Why aren't there qualitative results for basketball players? In general, are the qualitative results provided samples from the model, or "de-noised" results for 2D samples in the dataset? If yes, can they be shown side by side?
Can you help me understand how MDM is used to generate multiple views for each 2D motion, in a way that the process can actually converge to something reasonable (see my point 3 in Weaknesses)
Can you help me understand better the relationship between MAS and a standard diffusion model? Can MDM be seen as the forward process, why the 3D consistency check as the reverse process? Or is this incorrect?

评论- General response

2023-11-22

Dear reviewers, we would like to thank you for taking the time to read and evaluate our paper.

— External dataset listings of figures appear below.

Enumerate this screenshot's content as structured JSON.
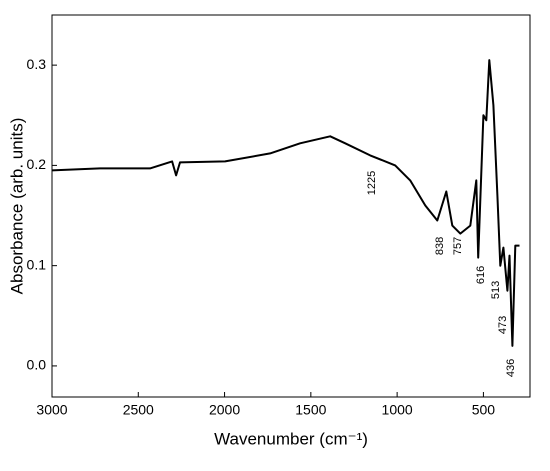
{
  "chart_data": {
    "type": "line",
    "xlabel": "Wavenumber (cm⁻¹)",
    "ylabel": "Absorbance (arb. units)",
    "x": [
      3000,
      2722,
      2432,
      2304,
      2281,
      2258,
      1997,
      1736,
      1562,
      1388,
      1301,
      1156,
      1011,
      924,
      837,
      767,
      715,
      680,
      634,
      576,
      541,
      530,
      500,
      483,
      466,
      442,
      419,
      402,
      384,
      361,
      349,
      332,
      315,
      291
    ],
    "values": [
      0.195,
      0.197,
      0.197,
      0.204,
      0.19,
      0.203,
      0.204,
      0.212,
      0.222,
      0.229,
      0.222,
      0.21,
      0.2,
      0.185,
      0.16,
      0.145,
      0.174,
      0.14,
      0.132,
      0.14,
      0.185,
      0.108,
      0.25,
      0.245,
      0.305,
      0.26,
      0.17,
      0.1,
      0.118,
      0.075,
      0.11,
      0.02,
      0.12,
      0.12
    ],
    "color": "#000000",
    "xlim": [
      3000,
      230
    ],
    "xticks": [
      3000,
      2500,
      2000,
      1500,
      1000,
      500
    ],
    "ylim": [
      -0.031,
      0.35
    ],
    "yticks": [
      {
        "value": 0,
        "label": "0.0"
      },
      0.1,
      0.2,
      0.3
    ],
    "annotations": [
      "1225",
      "838",
      "757",
      "616",
      "513",
      "473",
      "436"
    ]
  }
}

Your remarks and insights will help us refine our paper and make it clearer to future readers. We feel that our method and its merits were not understood properly:

MAS is a generative approach - not a pose-lifting method. It uses a 2D diffusion model to transform random noise into a 3D motion.
The 2D diffusion model does not natively generate multiple views of a given 2D motion - as reviewer 8H4R implies. Instead, our 3D noise and consistency block ensure that the generated 2D motions describe the same 3D motion.
MAS is an inference algorithm on top of the 2D diffusion models, and does not train a 3D diffusion model.
The triangulation stage is performed by taking multiple 2D motion predictions generated by the model, and directly optimizing the joint locations of a 3D motion to fit all 2D motions upon projection. MAS does not attempt to triangulate the motion by using different frames - as reviewer XKj7 suggests. In our next revision, we will make the method presentation clearer following your impressions.